De Blasio also claimed he hadn’t seen a photo of homeless men sleeping inches apart on the stairs of the Bellevue Men’s Shelter — even though The Post, NY1 and other outlets published the image online a day earlier and in print Friday.

Instead, he insisted his effort to get the homeless out of the subways during the pandemic was a “historic success.”

Councilwoman Carlina Rivera (D-Manhattan) lamented that the administration’s internecine warfare had spilled out into the public eye.

“I am disappointed that our two health-related agencies have had their infighting exposed in . . . media outlets,” Rivera said at Friday’s hearing.

“I am disappointed that the de Blasio administration decided that the middle of a pandemic was the best time to institute a bureaucratic reshuffling that potentially creates new and unnecessary obstacles for the critical, complicated and sensitive work of contact tracing.”

Councilman Ritchie Torres (D-Bronx) then ripped Katz for the city’s slow response to the pandemic.

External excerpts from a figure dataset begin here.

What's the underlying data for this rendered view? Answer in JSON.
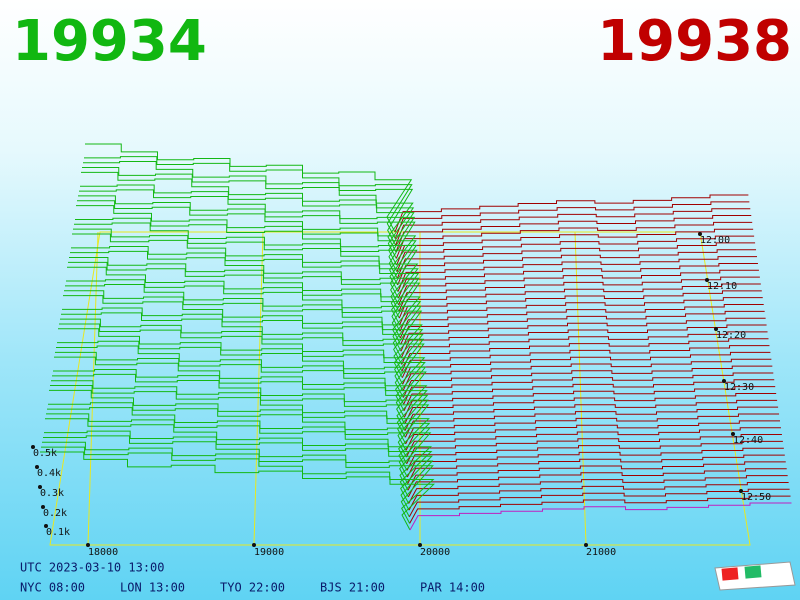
{
  "header": {
    "bid": "19934",
    "ask": "19938"
  },
  "price_axis": {
    "labels": [
      "18000",
      "19000",
      "20000",
      "21000"
    ]
  },
  "depth_axis": {
    "labels": [
      "0.5k",
      "0.4k",
      "0.3k",
      "0.2k",
      "0.1k"
    ]
  },
  "time_axis": {
    "labels": [
      "12:00",
      "12:10",
      "12:20",
      "12:30",
      "12:40",
      "12:50"
    ]
  },
  "footer": {
    "utc": "UTC 2023-03-10 13:00",
    "cities": [
      "NYC 08:00",
      "LON 13:00",
      "TYO 22:00",
      "BJS 21:00",
      "PAR 14:00"
    ]
  }
}
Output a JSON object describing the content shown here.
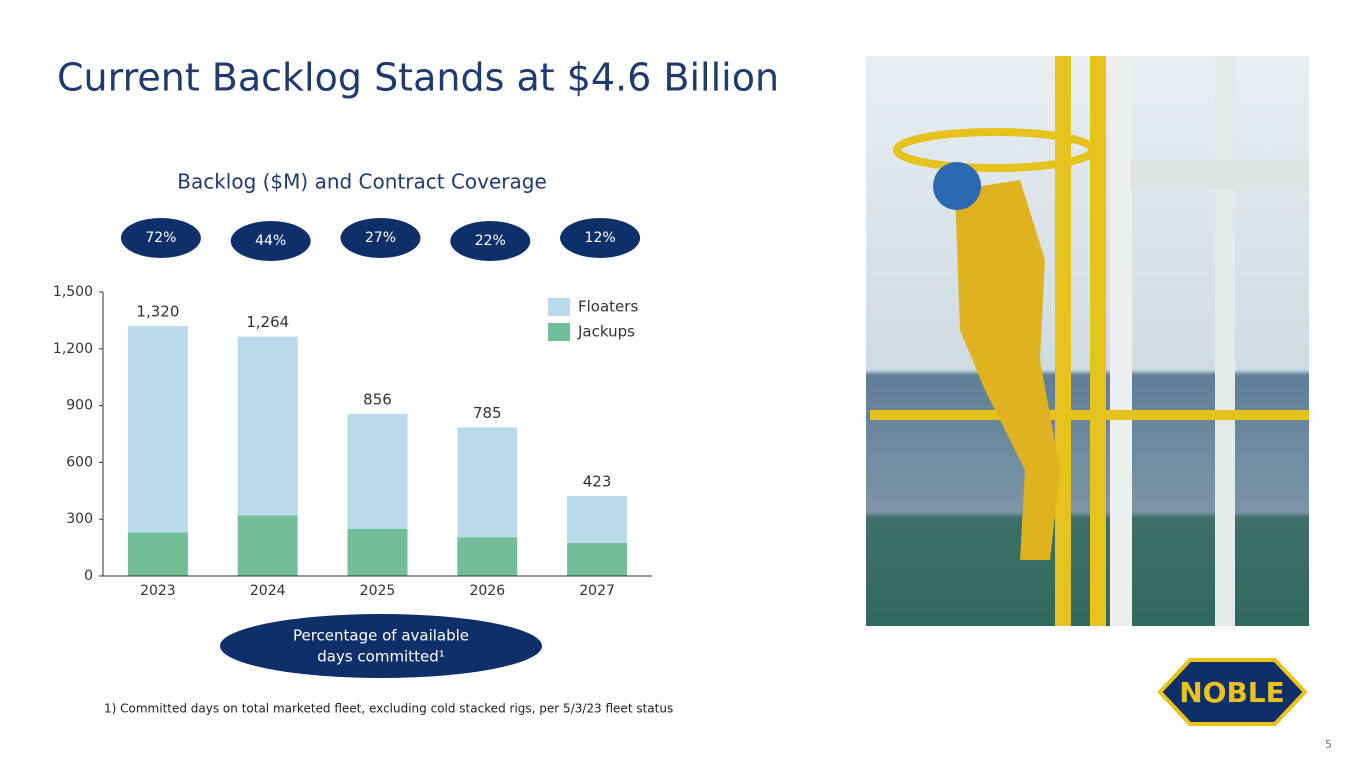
{
  "title": "Current Backlog Stands at $4.6 Billion",
  "chart_data": {
    "type": "bar",
    "stacked": true,
    "title": "Backlog ($M) and Contract Coverage",
    "categories": [
      "2023",
      "2024",
      "2025",
      "2026",
      "2027"
    ],
    "series": [
      {
        "name": "Jackups",
        "color": "#72be99",
        "values": [
          230,
          320,
          250,
          205,
          175
        ]
      },
      {
        "name": "Floaters",
        "color": "#badaeb",
        "values": [
          1090,
          944,
          606,
          580,
          248
        ]
      }
    ],
    "totals": {
      "values": [
        1320,
        1264,
        856,
        785,
        423
      ],
      "value_labels": [
        "1,320",
        "1,264",
        "856",
        "785",
        "423"
      ]
    },
    "coverage": {
      "color": "#0f2f6b",
      "values": [
        72,
        44,
        27,
        22,
        12
      ],
      "value_labels": [
        "72%",
        "44%",
        "27%",
        "22%",
        "12%"
      ]
    },
    "callout": [
      "Percentage of available",
      "days committed¹"
    ],
    "ylim": [
      0,
      1500
    ],
    "yticks": [
      0,
      300,
      600,
      900,
      {
        "value": 1200,
        "label": "1,200"
      },
      {
        "value": 1500,
        "label": "1,500"
      }
    ],
    "legend": "upper right"
  },
  "footnote": "1) Committed days on total marketed fleet, excluding cold stacked rigs, per 5/3/23 fleet status",
  "logo": "NOBLE",
  "page_number": "5"
}
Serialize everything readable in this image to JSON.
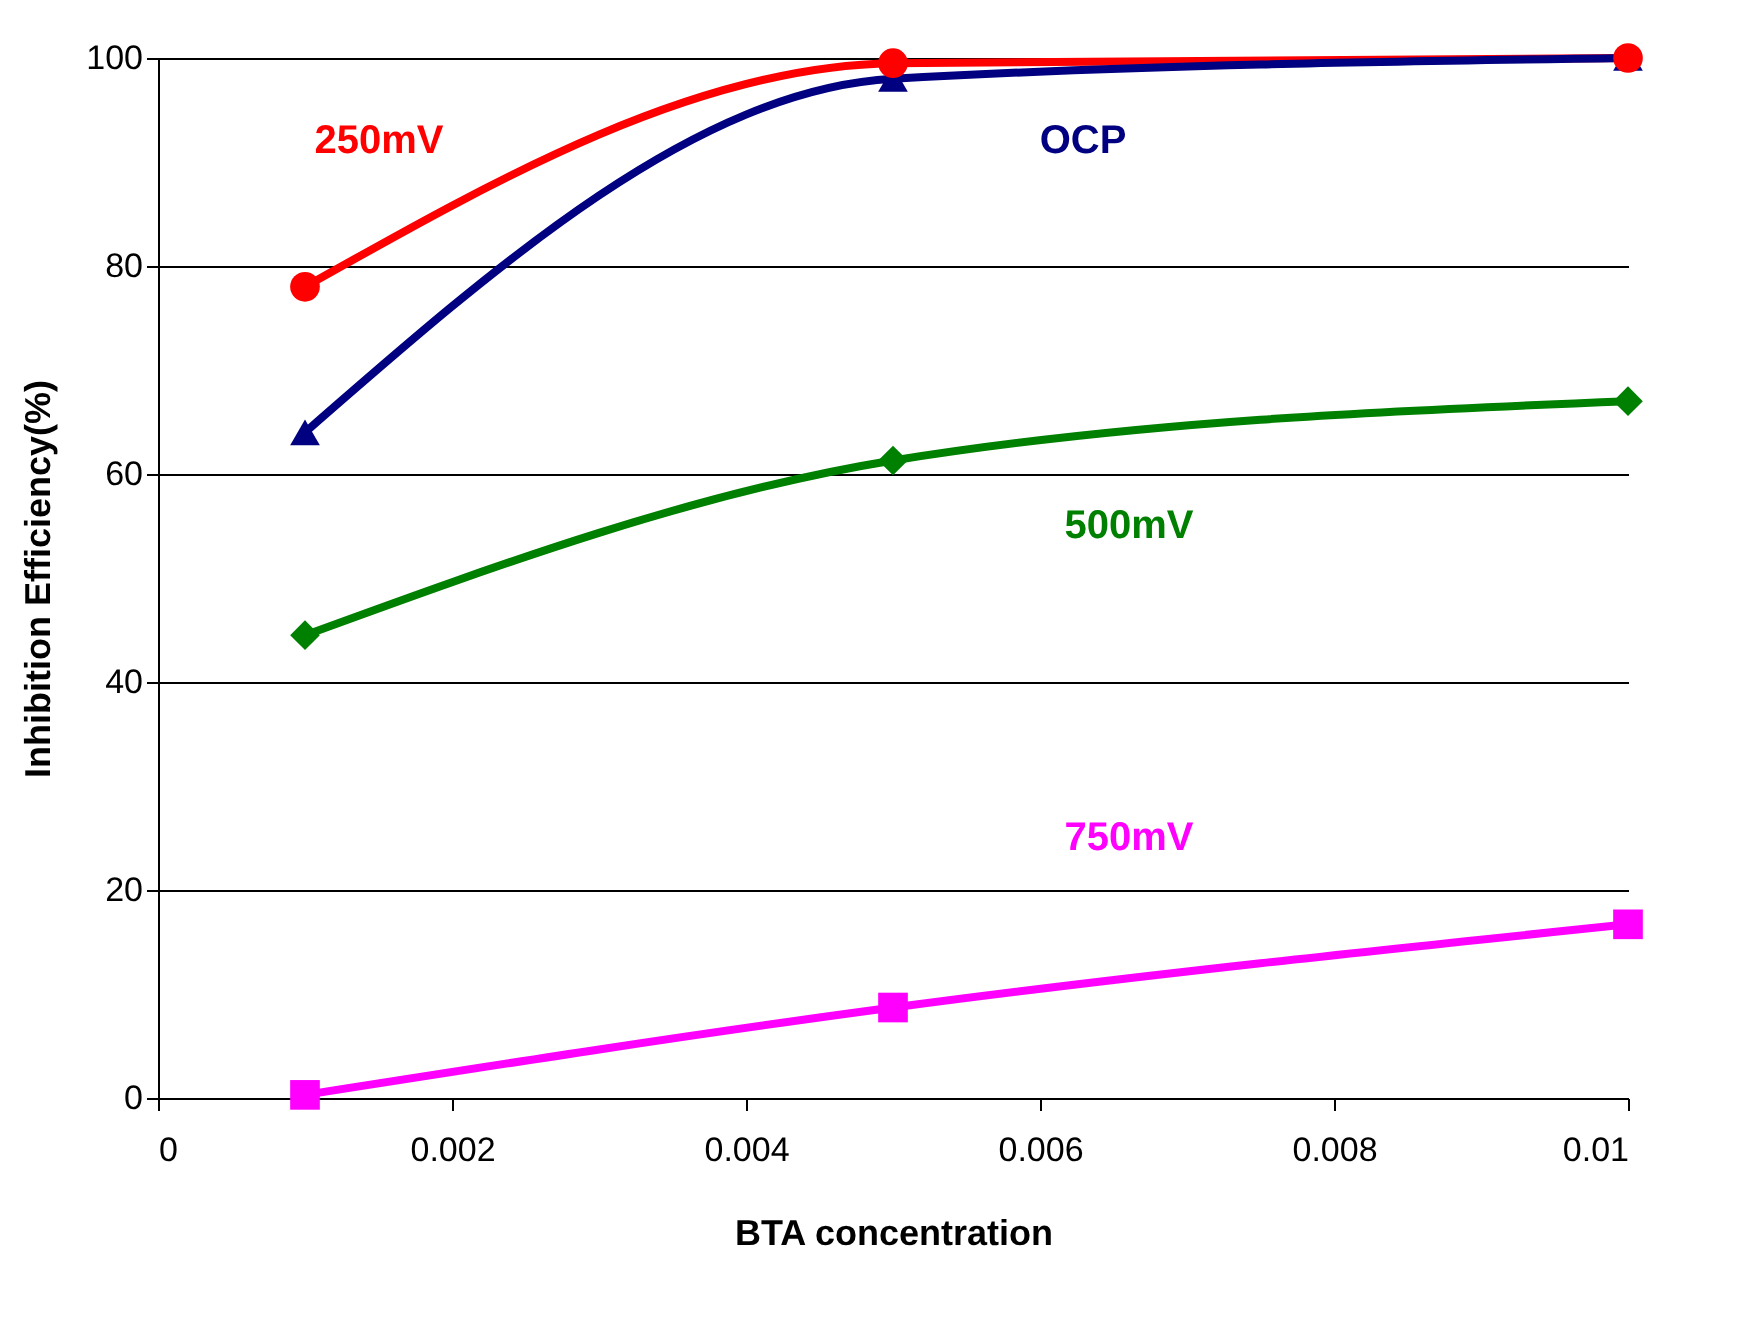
{
  "chart_data": {
    "type": "line",
    "xlabel": "BTA concentration",
    "ylabel": "Inhibition Efficiency(%)",
    "xlim": [
      0,
      0.01
    ],
    "xticks": [
      0,
      0.002,
      0.004,
      0.006,
      0.008,
      0.01
    ],
    "ylim": [
      0,
      100
    ],
    "yticks": [
      0,
      20,
      40,
      60,
      80,
      100
    ],
    "grid": "y",
    "line_style": "solid",
    "series": [
      {
        "name": "250mV",
        "color": "#ff0000",
        "marker": "circle",
        "x": [
          0.001,
          0.005,
          0.01
        ],
        "values": [
          78,
          99.5,
          100
        ]
      },
      {
        "name": "OCP",
        "color": "#000080",
        "marker": "triangle",
        "x": [
          0.001,
          0.005,
          0.01
        ],
        "values": [
          64,
          98,
          100
        ]
      },
      {
        "name": "500mV",
        "color": "#008000",
        "marker": "diamond",
        "x": [
          0.001,
          0.005,
          0.01
        ],
        "values": [
          44.5,
          61.3,
          67
        ]
      },
      {
        "name": "750mV",
        "color": "#ff00ff",
        "marker": "square",
        "x": [
          0.001,
          0.005,
          0.01
        ],
        "values": [
          0.3,
          8.7,
          16.7
        ]
      }
    ]
  }
}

“If we knew that there was a highly infectious virus that spreads widely and rapidly and has the potential to strike New York City with catastrophic consequences, if we knew that back in January, February or even March, why are we beginning the process of building a contact tracing team right now?” he said.

Katz defended the response, saying city health officials were “doing excellent contract tracing in February, March and onward.”

The city has just 200 contract tracers who map the spread of the virus among New Yorkers.

To reopen, the city will need to increase that number to 5,000 to 8,000, according to Dr. Ted Long, a Health + Hospitals executive who will be leading the massive tracing endeavor.